I recently bought an old Life magazine book called The Meaning of Life. It’s a 1988 book where Life’s editors surveyed famous people on the age-old question, “what is the meaning of life?” It’s a fun exercise, but the answers, as you might expect, are all over the place. So much so, that one gets the impression that these people aren’t even answering the same question.
Which, of course, they aren’t. The question, “what is the meaning of life?” is supposed to force us to think about the essential questions fundamental to our existence. But the reality is that it’s just a Poorly Worded Question. It’s so horribly ambiguous and vague, that it begs us to answer any number of different questions, rather than one profound or interesting question.

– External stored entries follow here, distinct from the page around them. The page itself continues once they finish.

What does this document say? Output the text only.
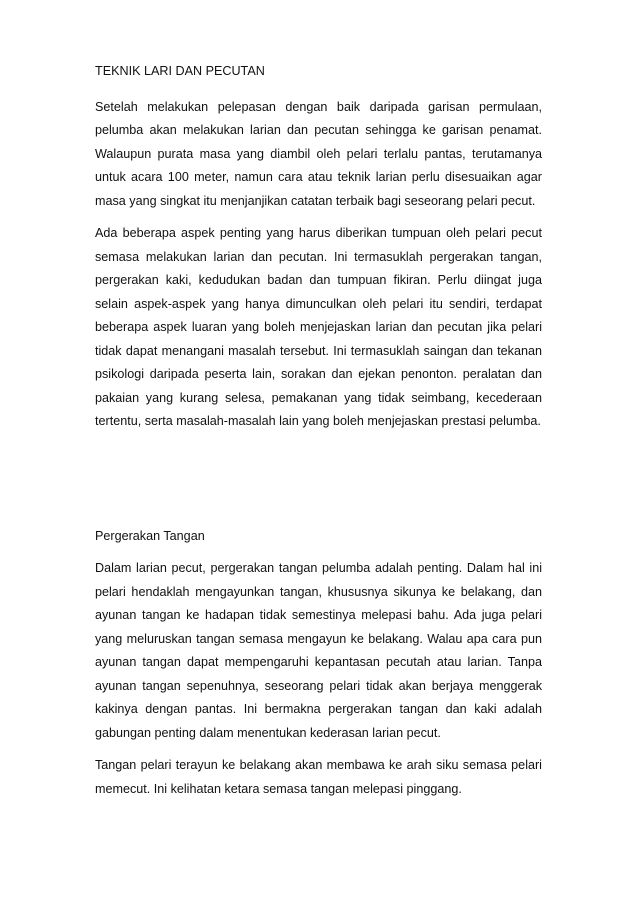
TEKNIK LARI DAN PECUTAN

Setelah melakukan pelepasan dengan baik daripada garisan permulaan, pelumba akan melakukan larian dan pecutan sehingga ke garisan penamat. Walaupun purata masa yang diambil oleh pelari terlalu pantas, terutamanya untuk acara 100 meter, namun cara atau teknik larian perlu disesuaikan agar masa yang singkat itu menjanjikan catatan terbaik bagi seseorang pelari pecut.

Ada beberapa aspek penting yang harus diberikan tumpuan oleh pelari pecut semasa melakukan larian dan pecutan. Ini termasuklah pergerakan tangan, pergerakan kaki, kedudukan badan dan tumpuan fikiran. Perlu diingat juga selain aspek-aspek yang hanya dimunculkan oleh pelari itu sendiri, terdapat beberapa aspek luaran yang boleh menjejaskan larian dan pecutan jika pelari tidak dapat menangani masalah tersebut. Ini termasuklah saingan dan tekanan psikologi daripada peserta lain, sorakan dan ejekan penonton. peralatan dan pakaian yang kurang selesa, pemakanan yang tidak seimbang, kecederaan tertentu, serta masalah-masalah lain yang boleh menjejaskan prestasi pelumba.

Pergerakan Tangan

Dalam larian pecut, pergerakan tangan pelumba adalah penting. Dalam hal ini pelari hendaklah mengayunkan tangan, khususnya sikunya ke belakang, dan ayunan tangan ke hadapan tidak semestinya melepasi bahu. Ada juga pelari yang meluruskan tangan semasa mengayun ke belakang. Walau apa cara pun ayunan tangan dapat mempengaruhi kepantasan pecutah atau larian. Tanpa ayunan tangan sepenuhnya, seseorang pelari tidak akan berjaya menggerak kakinya dengan pantas. Ini bermakna pergerakan tangan dan kaki adalah gabungan penting dalam menentukan kederasan larian pecut.

Tangan pelari terayun ke belakang akan membawa ke arah siku semasa pelari memecut. Ini kelihatan ketara semasa tangan melepasi pinggang.
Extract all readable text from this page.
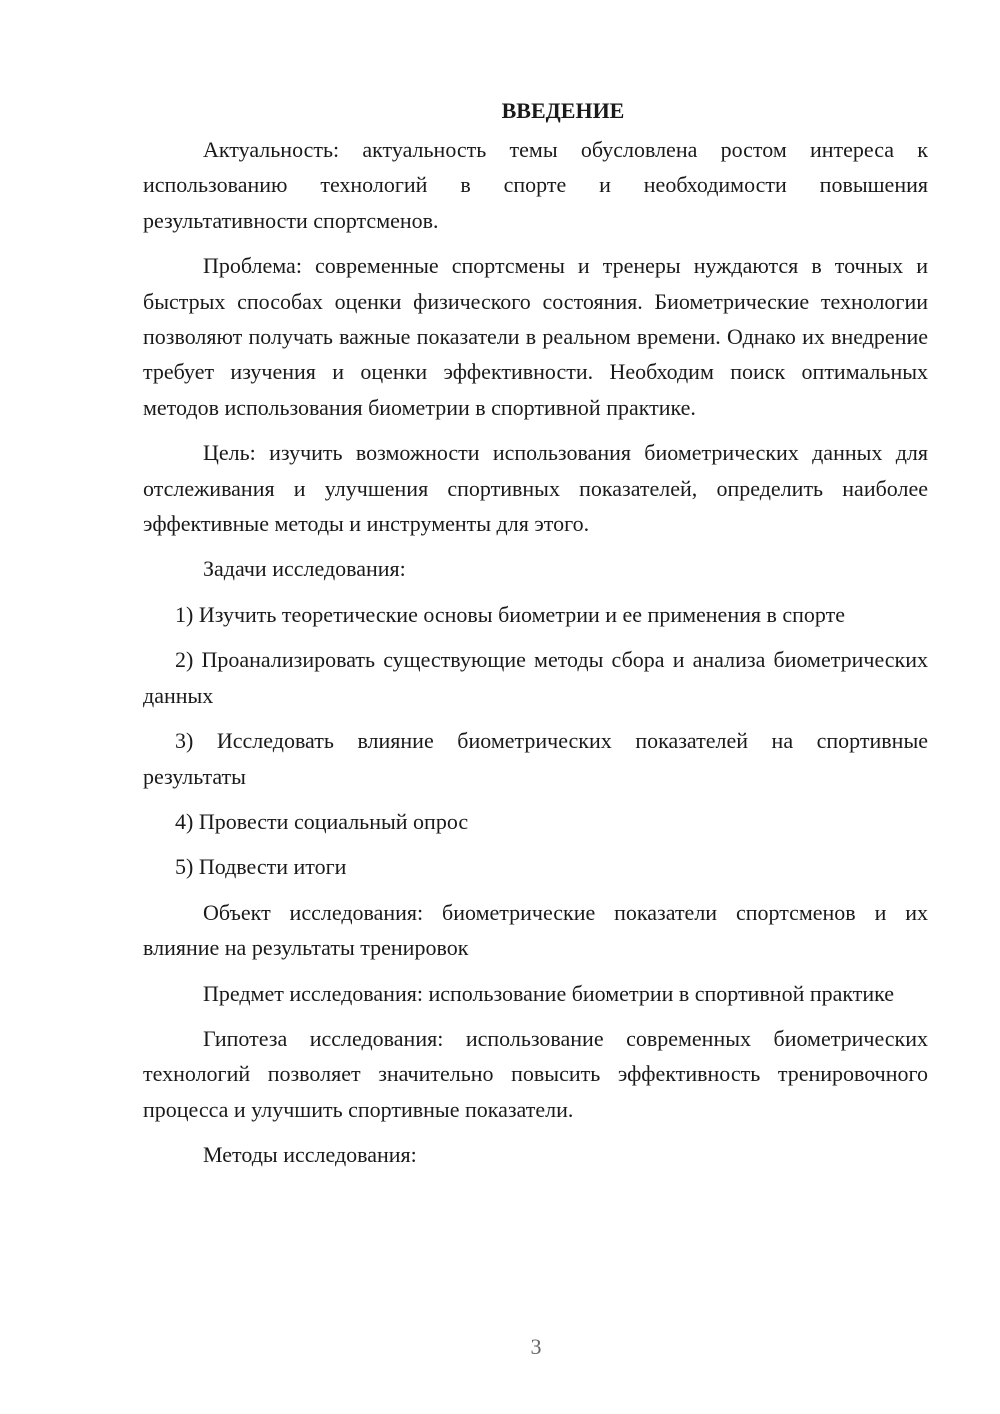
ВВЕДЕНИЕ
Актуальность: актуальность темы обусловлена ростом интереса к использованию технологий в спорте и необходимости повышения результативности спортсменов.
Проблема: современные спортсмены и тренеры нуждаются в точных и быстрых способах оценки физического состояния. Биометрические технологии позволяют получать важные показатели в реальном времени. Однако их внедрение требует изучения и оценки эффективности. Необходим поиск оптимальных методов использования биометрии в спортивной практике.
Цель: изучить возможности использования биометрических данных для отслеживания и улучшения спортивных показателей, определить наиболее эффективные методы и инструменты для этого.
Задачи исследования:
1) Изучить теоретические основы биометрии и ее применения в спорте
2) Проанализировать существующие методы сбора и анализа биометрических данных
3) Исследовать влияние биометрических показателей на спортивные результаты
4) Провести социальный опрос
5) Подвести итоги
Объект исследования: биометрические показатели спортсменов и их влияние на результаты тренировок
Предмет исследования: использование биометрии в спортивной практике
Гипотеза исследования: использование современных биометрических технологий позволяет значительно повысить эффективность тренировочного процесса и улучшить спортивные показатели.
Методы исследования:
3
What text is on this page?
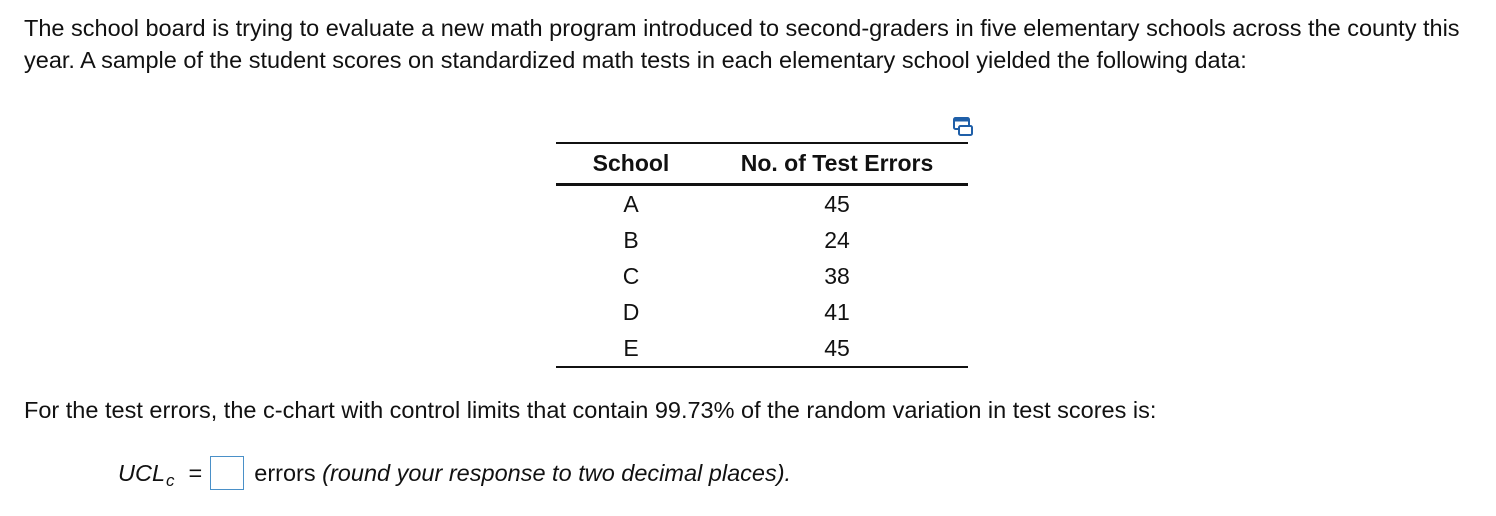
The school board is trying to evaluate a new math program introduced to second-graders in five elementary schools across the county this year. A sample of the student scores on standardized math tests in each elementary school yielded the following data:

School	No. of Test Errors
A	45
B	24
C	38
D	41
E	45

For the test errors, the c-chart with control limits that contain 99.73% of the random variation in test scores is:

UCL c = errors
(round your response to two decimal places).
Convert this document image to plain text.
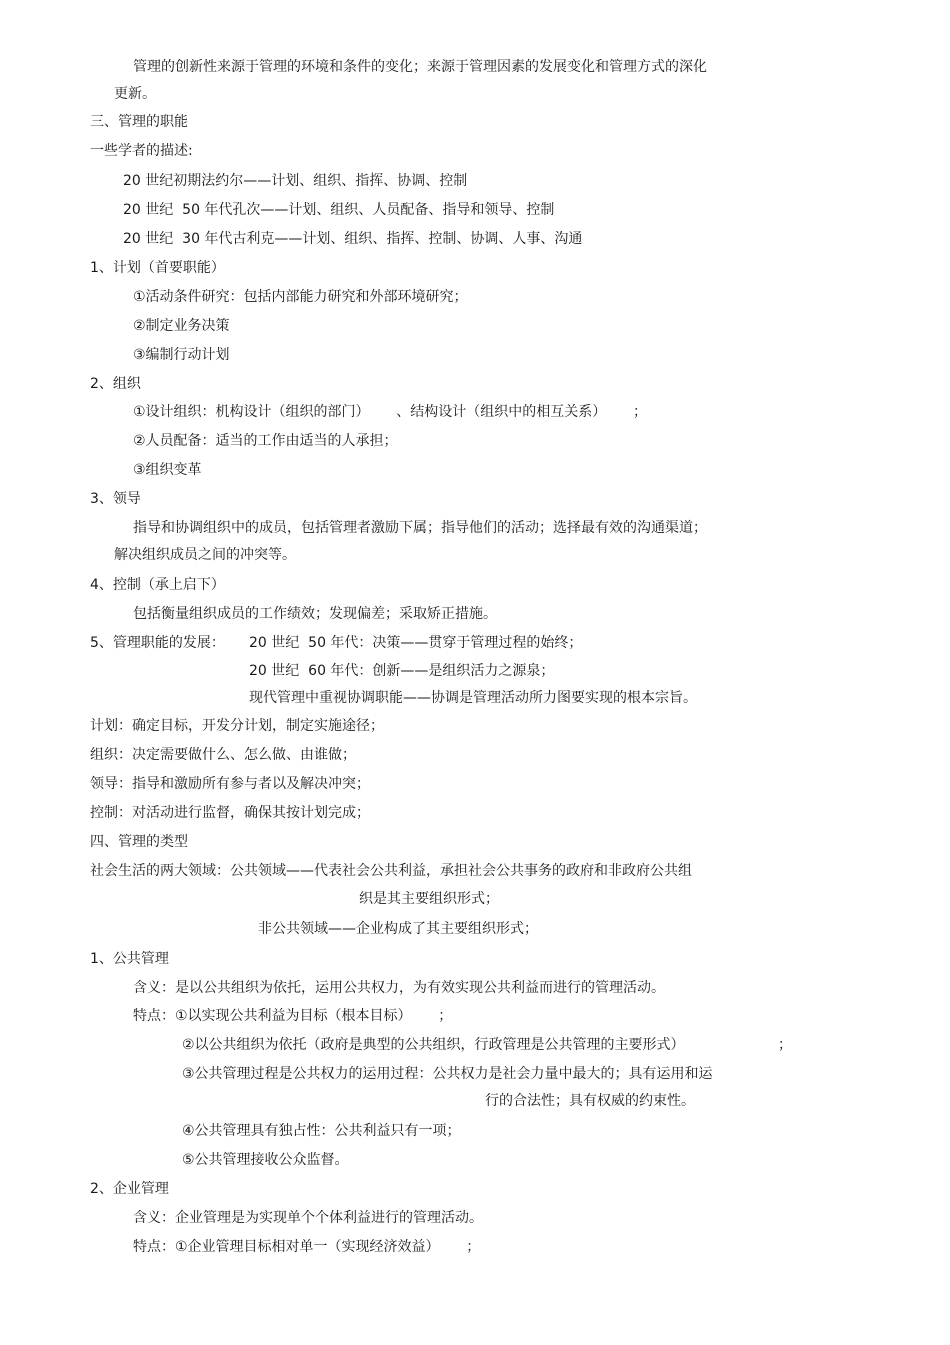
管理的创新性来源于管理的环境和条件的变化；来源于管理因素的发展变化和管理方式的深化
更新。
三、管理的职能
一些学者的描述:
20 世纪初期法约尔——计划、组织、指挥、协调、控制
20 世纪  50 年代孔次——计划、组织、人员配备、指导和领导、控制
20 世纪  30 年代古利克——计划、组织、指挥、控制、协调、人事、沟通
1、计划（首要职能）
①活动条件研究：包括内部能力研究和外部环境研究；
②制定业务决策
③编制行动计划
2、组织
①设计组织：机构设计（组织的部门）      、结构设计（组织中的相互关系）      ；
②人员配备：适当的工作由适当的人承担；
③组织变革
3、领导
指导和协调组织中的成员，包括管理者激励下属；指导他们的活动；选择最有效的沟通渠道；
解决组织成员之间的冲突等。
4、控制（承上启下）
包括衡量组织成员的工作绩效；发现偏差；采取矫正措施。
5、管理职能的发展： 20 世纪  50 年代：决策——贯穿于管理过程的始终；
20 世纪  60 年代：创新——是组织活力之源泉；
现代管理中重视协调职能——协调是管理活动所力图要实现的根本宗旨。
计划：确定目标，开发分计划，制定实施途径；
组织：决定需要做什么、怎么做、由谁做；
领导：指导和激励所有参与者以及解决冲突；
控制：对活动进行监督，确保其按计划完成；
四、管理的类型
社会生活的两大领域：公共领域——代表社会公共利益，承担社会公共事务的政府和非政府公共组
织是其主要组织形式；
非公共领域——企业构成了其主要组织形式；
1、公共管理
含义：是以公共组织为依托，运用公共权力，为有效实现公共利益而进行的管理活动。
特点：①以实现公共利益为目标（根本目标）      ；
②以公共组织为依托（政府是典型的公共组织，行政管理是公共管理的主要形式）	；
③公共管理过程是公共权力的运用过程：公共权力是社会力量中最大的；具有运用和运
行的合法性；具有权威的约束性。
④公共管理具有独占性：公共利益只有一项；
⑤公共管理接收公众监督。
2、企业管理
含义：企业管理是为实现单个个体利益进行的管理活动。
特点：①企业管理目标相对单一（实现经济效益）      ；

The word meaning has many definitions, uses, and interpretations, as does the word life. When you ask, “what is the meaning of life?” to many people, what you’re going to get, of necessity, is a bunch of people answering very different questions.
Embedded within the question, “what is the meaning of life?” are all of the following, more precise questions:
- How are we to understand or interpret the very nature of our existence?
- What does the fact that humans exist mean to you?
- Is there someone or some thing that gives life meaning?
- Is humanity evolving toward some specific purpose?
- Should humanity progress toward some specific purpose?
- How did humanity come into existence?
- What is the purpose of your life?
- What do you aspire to do in the time that you are alive?
- What should the purpose of any one person’s life be?
- How do you make sense of the fact that you are alive?
- How are we to understand or make sense of our own consciousness?
- How amazing is it that we are conscious?
If you read a book about the “meaning of life,” what you’re really reading is a series of musings about a whole slew of related but different questions. And if you ask any one person, “what is the meaning of life?” they will invariably substitute that vague, ambiguous, open-ended question with a specific, easier-to-answer question that hits at some of their most closely held beliefs.
Life’s book is fun to read, as long as you read it as the musings of smart and noteworthy people. But we shouldn’t confuse depth and profundity with a Poorly Worded Question. That’s what “what is the meaning of life?” is.
Each of the more precise questions has profundity and depth, too. But they also have the side benefit of being clear enough to answer. It’s great to talk about how amazing consciousness is. I like thinking about the origins of humanity, too. I’m constantly re-evaluating the best way to spend my days on this planet. But these are all different questions.
Smell the flowers. Ponder the mysteries of the universe. But don’t be afraid to apply a little intellectual rigor to your the questions you ask when you do.